Renormalization of Dijet Operators at Order $1/Q^2$ in Soft-Collinear Effective Theory
Raymond Goerke, Matthew Inglis-Whalen
TL;DR
The paper tackles the challenge of resumming power-suppressed logarithms in dijet event shapes such as thrust by using a novel Soft-Collinear Effective Theory (SCET) formalism that avoids explicit $\lambda$-scaling. It systematically matches QCD onto a tower of subleading dijet operators $O_2^{(0)}$, $O_2^{(1i)}$, and $O_2^{(2i)}$ with corresponding Wilson coefficients $C_2^{(j)}$, and computes the renormalization group evolution through anomalous dimensions $\gamma_2^{(j)}(u,v)$, including the first full results for $\gamma_2^{(2a_1)}(u,v)$ and $\gamma_2^{(2a_2)}(u,v)$. The analysis builds on overlap subtraction between collinear sectors and a position-space to momentum-space translation via a Fourier transform in $t \to u$, with known results for $\gamma_{(1a)}$ and $\gamma_{(1c)}$ reproduced and new subleading contributions derived.

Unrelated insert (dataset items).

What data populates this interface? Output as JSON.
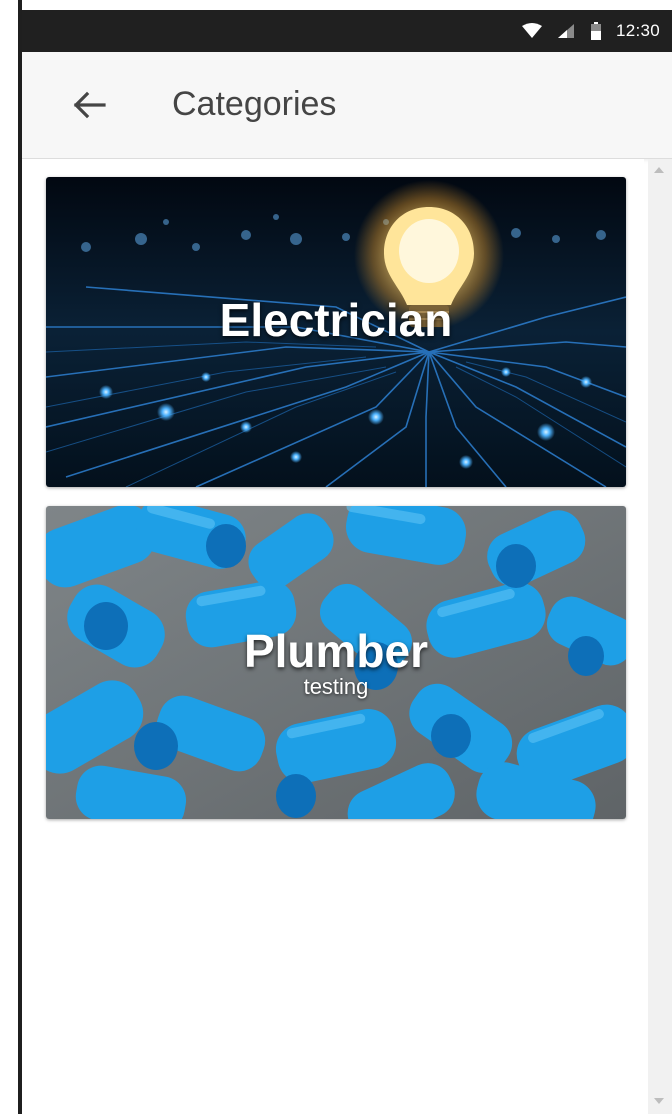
{
  "status_bar": {
    "time": "12:30",
    "icons": [
      "wifi-icon",
      "signal-icon",
      "battery-icon"
    ]
  },
  "app_bar": {
    "back_icon": "arrow-back-icon",
    "title": "Categories"
  },
  "categories": [
    {
      "title": "Electrician",
      "subtitle": "",
      "image": "circuit-bulb"
    },
    {
      "title": "Plumber",
      "subtitle": "testing",
      "image": "blue-pipes"
    }
  ],
  "colors": {
    "status_bar": "#202020",
    "app_bar": "#f7f7f7",
    "title_text": "#454545",
    "pipe_blue": "#1ea0e6"
  }
}
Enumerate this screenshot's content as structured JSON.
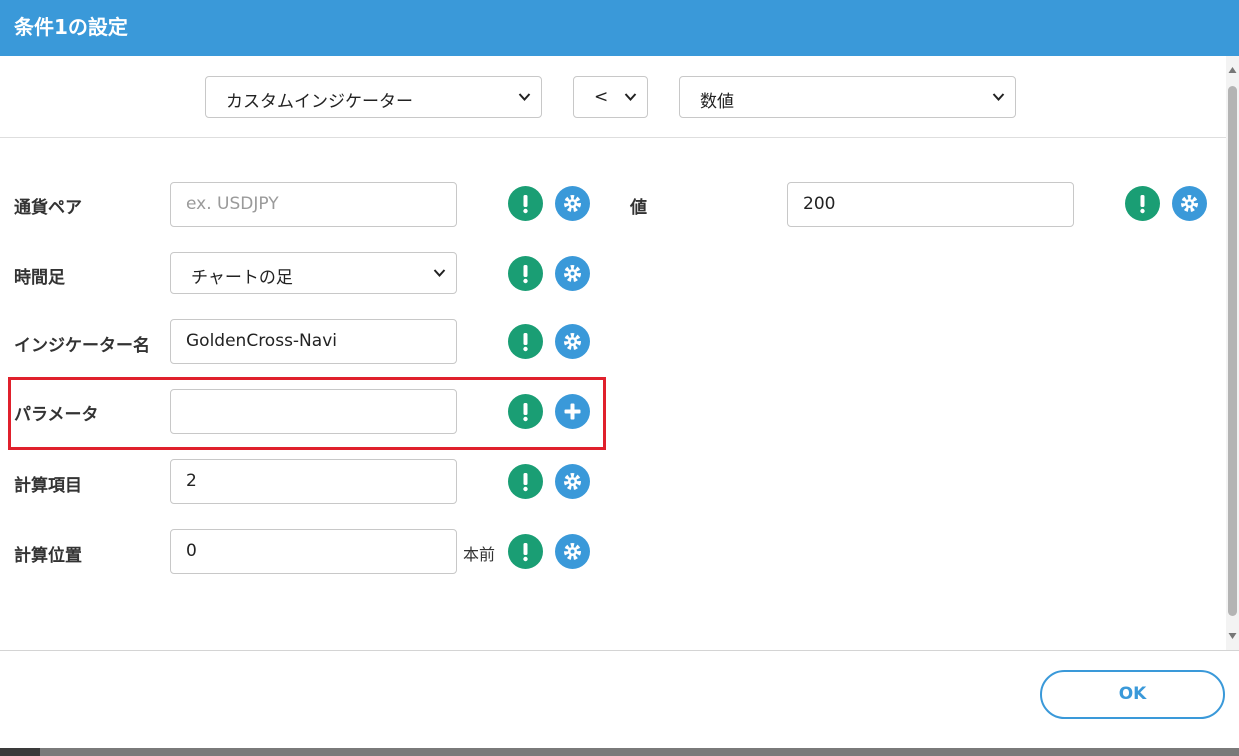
{
  "dialog": {
    "title": "条件1の設定"
  },
  "top_selects": {
    "indicator": "カスタムインジケーター",
    "operator": "<",
    "compare": "数値"
  },
  "left_rows": [
    {
      "label": "通貨ペア",
      "value": "",
      "placeholder": "ex. USDJPY",
      "type": "input",
      "action_icon": "gear-icon"
    },
    {
      "label": "時間足",
      "value": "チャートの足",
      "type": "select",
      "action_icon": "gear-icon"
    },
    {
      "label": "インジケーター名",
      "value": "GoldenCross-Navi",
      "type": "input",
      "action_icon": "gear-icon"
    },
    {
      "label": "パラメータ",
      "value": "",
      "type": "input",
      "action_icon": "plus-icon",
      "highlighted": true
    },
    {
      "label": "計算項目",
      "value": "2",
      "type": "input",
      "action_icon": "gear-icon"
    },
    {
      "label": "計算位置",
      "value": "0",
      "unit": "本前",
      "type": "input",
      "action_icon": "gear-icon"
    }
  ],
  "right_rows": [
    {
      "label": "値",
      "value": "200",
      "type": "input",
      "action_icon": "gear-icon"
    }
  ],
  "footer": {
    "ok_label": "OK"
  },
  "colors": {
    "accent_blue": "#3a99d9",
    "info_green": "#1a9e74",
    "highlight_red": "#e0202c"
  }
}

While full resummation also requires matching to observable-dependent soft functions, these anomalous dimensions enable the leading power-suppressed logarithm resummation in the cumulative thrust distribution and advance precision QCD applications, including improved extractions of $\alpha_s$.
Abstract
We make progress towards resummation of power-suppressed logarithms in dijet event shapes such as thrust, which have the potential to improve high-precision fits for the value of the strong coupling constant. Using a newly developed formalism for Soft-Collinear Effective Theory (SCET), we identify and compute the anomalous dimensions of all the operators that contribute to event shapes at order $1/Q^2$. These anomalous dimensions are necessary to resum power-suppressed logarithms in dijet event shape distributions, although an additional matching step and running of observable-dependent soft functions will be necessary to complete the resummation. In contrast to standard SCET, the new formalism does not make reference to modes or $λ$-scaling. Since the formalism does not distinguish between collinear and ultrasoft degrees of freedom at the matching scale, fewer subleading operators are required when compared to recent similar work. We demonstrate how the overlap subtraction prescription extends to these subleading operators.